===================================================================================
= BAD TERMINATION OF ONE OF YOUR APPLICATION PROCESSES
= PID 3403356 RUNNING AT mike181
= EXIT CODE: 139
= CLEANING UP REMAINING PROCESSES
= YOU CAN IGNORE THE BELOW CLEANUP MESSAGES
===================================================================================
YOUR APPLICATION TERMINATED WITH THE EXIT STRING: Segmentation fault (signal 11)
This typically refers to a problem with your application.
Please see the FAQ page for debugging suggestions
Tue Oct 25 16:45:54 CDT 2022
Yes that means your GPU-aware MPI is not working correctly. In that case, it has to do the MPI buffer pack/unpack on the CPU and transfer a bunch of data which leads to overhead.
Either is fine with me, you can find my email here: Authors of LAMMPS.
I dont recall because I compiled my lammps with GPU package a long time ago. However, I checked the compiling commands and it seems that I compiled GPU with double precision. Heere is the commands I used:
So, as of my understanding the kokkos package does not work very well for me if I set number of gpus more than one , right? and this is because I have not compiled with gpu/aware?

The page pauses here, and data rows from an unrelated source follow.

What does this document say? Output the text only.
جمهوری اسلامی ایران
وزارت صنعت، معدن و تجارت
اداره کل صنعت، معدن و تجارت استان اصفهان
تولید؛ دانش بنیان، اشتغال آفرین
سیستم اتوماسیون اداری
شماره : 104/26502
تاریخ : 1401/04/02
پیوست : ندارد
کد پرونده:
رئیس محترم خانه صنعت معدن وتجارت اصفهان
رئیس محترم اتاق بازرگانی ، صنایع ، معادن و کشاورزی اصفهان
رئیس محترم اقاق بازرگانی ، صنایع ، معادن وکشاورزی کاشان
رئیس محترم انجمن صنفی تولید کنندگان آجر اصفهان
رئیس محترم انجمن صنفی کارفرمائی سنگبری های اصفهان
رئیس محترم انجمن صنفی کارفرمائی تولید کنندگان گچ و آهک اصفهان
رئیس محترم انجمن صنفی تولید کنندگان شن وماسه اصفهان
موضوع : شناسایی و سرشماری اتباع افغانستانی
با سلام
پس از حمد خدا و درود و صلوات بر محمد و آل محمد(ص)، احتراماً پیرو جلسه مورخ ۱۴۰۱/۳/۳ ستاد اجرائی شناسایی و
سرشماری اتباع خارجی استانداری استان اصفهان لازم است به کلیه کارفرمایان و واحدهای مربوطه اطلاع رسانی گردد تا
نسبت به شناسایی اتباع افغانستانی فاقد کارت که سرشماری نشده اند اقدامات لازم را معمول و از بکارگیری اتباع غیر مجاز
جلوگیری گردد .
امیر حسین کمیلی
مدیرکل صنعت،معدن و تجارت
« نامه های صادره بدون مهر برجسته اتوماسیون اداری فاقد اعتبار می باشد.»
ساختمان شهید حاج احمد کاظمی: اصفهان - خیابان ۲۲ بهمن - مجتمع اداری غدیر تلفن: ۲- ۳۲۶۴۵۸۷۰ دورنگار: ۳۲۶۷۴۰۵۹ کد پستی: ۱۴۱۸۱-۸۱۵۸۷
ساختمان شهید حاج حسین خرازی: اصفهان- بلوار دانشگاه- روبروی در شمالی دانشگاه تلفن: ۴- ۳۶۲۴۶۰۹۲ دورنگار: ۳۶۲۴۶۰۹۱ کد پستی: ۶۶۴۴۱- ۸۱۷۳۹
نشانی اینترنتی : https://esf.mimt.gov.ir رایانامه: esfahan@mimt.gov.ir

GPU/aware really depends on your MPI library, nothing in LAMMPS needed to be compiled differently. If you are using MVAPICH2, then export MV2_USE_CUDA=1 should be sufficient. You should get a warning at the top of the LAMMPS log file when LAMMPS turns it off (to avoid segfault). Can you post that warning here?
Just to make sure I understand what you mean:
I need to run with 2 processors, 2 gpus and export MV2_USE_CUDA=1 and also use gpu/aware on
in the batch file to generate the warnings?
I only added export MV2_USE_CUDA=1 and received the following warnings:
WARNING: When using a single thread, the Kokkos Serial backend (i.e. Makefile.kokkos_mpi_only) gives better performance than the OpenMP backend (src/KOKKOS/kokkos.cpp:217)
Kokkos::OpenMP::initialize WARNING: OMP_PROC_BIND environment variable not set
In general, for best performance with OpenMP 4.0 or better set OMP_PROC_BIND=spread and OMP_PLACES=threads
For best performance with OpenMP 3.1 set OMP_PROC_BIND=true
For unit testing set OMP_PROC_BIND=false
WARNING: Detected MPICH. Disabling GPU-aware MPI (src/KOKKOS/kokkos.cpp:317)
using 1 OpenMP thread(s) per MPI task
Reading restart file ...
restart file = 24 Mar 2022, LAMMPS = 23 Jun 2022
WARNING: Old restart file format revision. Switching to compatibility mode. (src/read_restart.cpp:609)
WARNING: Restart file used different # of processors: 48 vs. 2 (src/read_restart.cpp:654)
This should be the warning you are talking about:
WARNING: Detected MPICH. Disabling GPU-aware MPI (src/KOKKOS/kokkos.cpp:317)
using 1 OpenMP thread(s) per MPI task
I believe I was able to resolve the issue by loading the mvapich2 module instead of mpich. The performance on 4 gpu/4proc now is around 55 ns/Day compared to 23.876 ns/Day for1proc/1gpu.
Loop time of 31.1606 on 4 procs for 2000 steps with 432000 atoms
I truly appreciate your kind help, dear Dr. Moore! Just as last question, should the number of CPUs be the same as number of GPUs for the best performance? I see that performance improved only twice for my case even though I use four times more GPUs.
Great. Yes the number of MPI ranks should equal the the total number of GPUs (i.e. number of nodes*GPUs per node). You need more atoms in the system to be able to strong scale efficiently, 400k atoms isn’t enough to keep all the threads on multiple GPUs fully saturated. That said, we are looking at exposing more parallelism in the manybody potentials by threading over neighbors in addition to atoms, which could help.
Did some profiling. The performance limiter of your problem on A100 GPUs appears to be imbalance in the number of neighbors per atom. I’m assuming this is because you are running a liquid system and there is no regular crystal lattice like in the Stillinger-Weber benchmark we ran first. This imbalance causes warp divergence since some threads end earlier than others, which reduces the compute efficiency. We are looking into ways to improve this.
Wow that is complex. The idea we have is to thread over neighbors in addition to atoms. The hope is that will give both better strong scaling by exposing more parallelism, and better load balance too since each thread processes less interactions, fixing both issues at once. I’ll keep you posted.
Thanks very much, Dr. Moore. I am waiting to see those changes reflected in LAMMPS. My research can be significantly benefited from those modifications as it takes months for my current system to reach its final state. Thanks for keeping me posted; I truly appreciate it!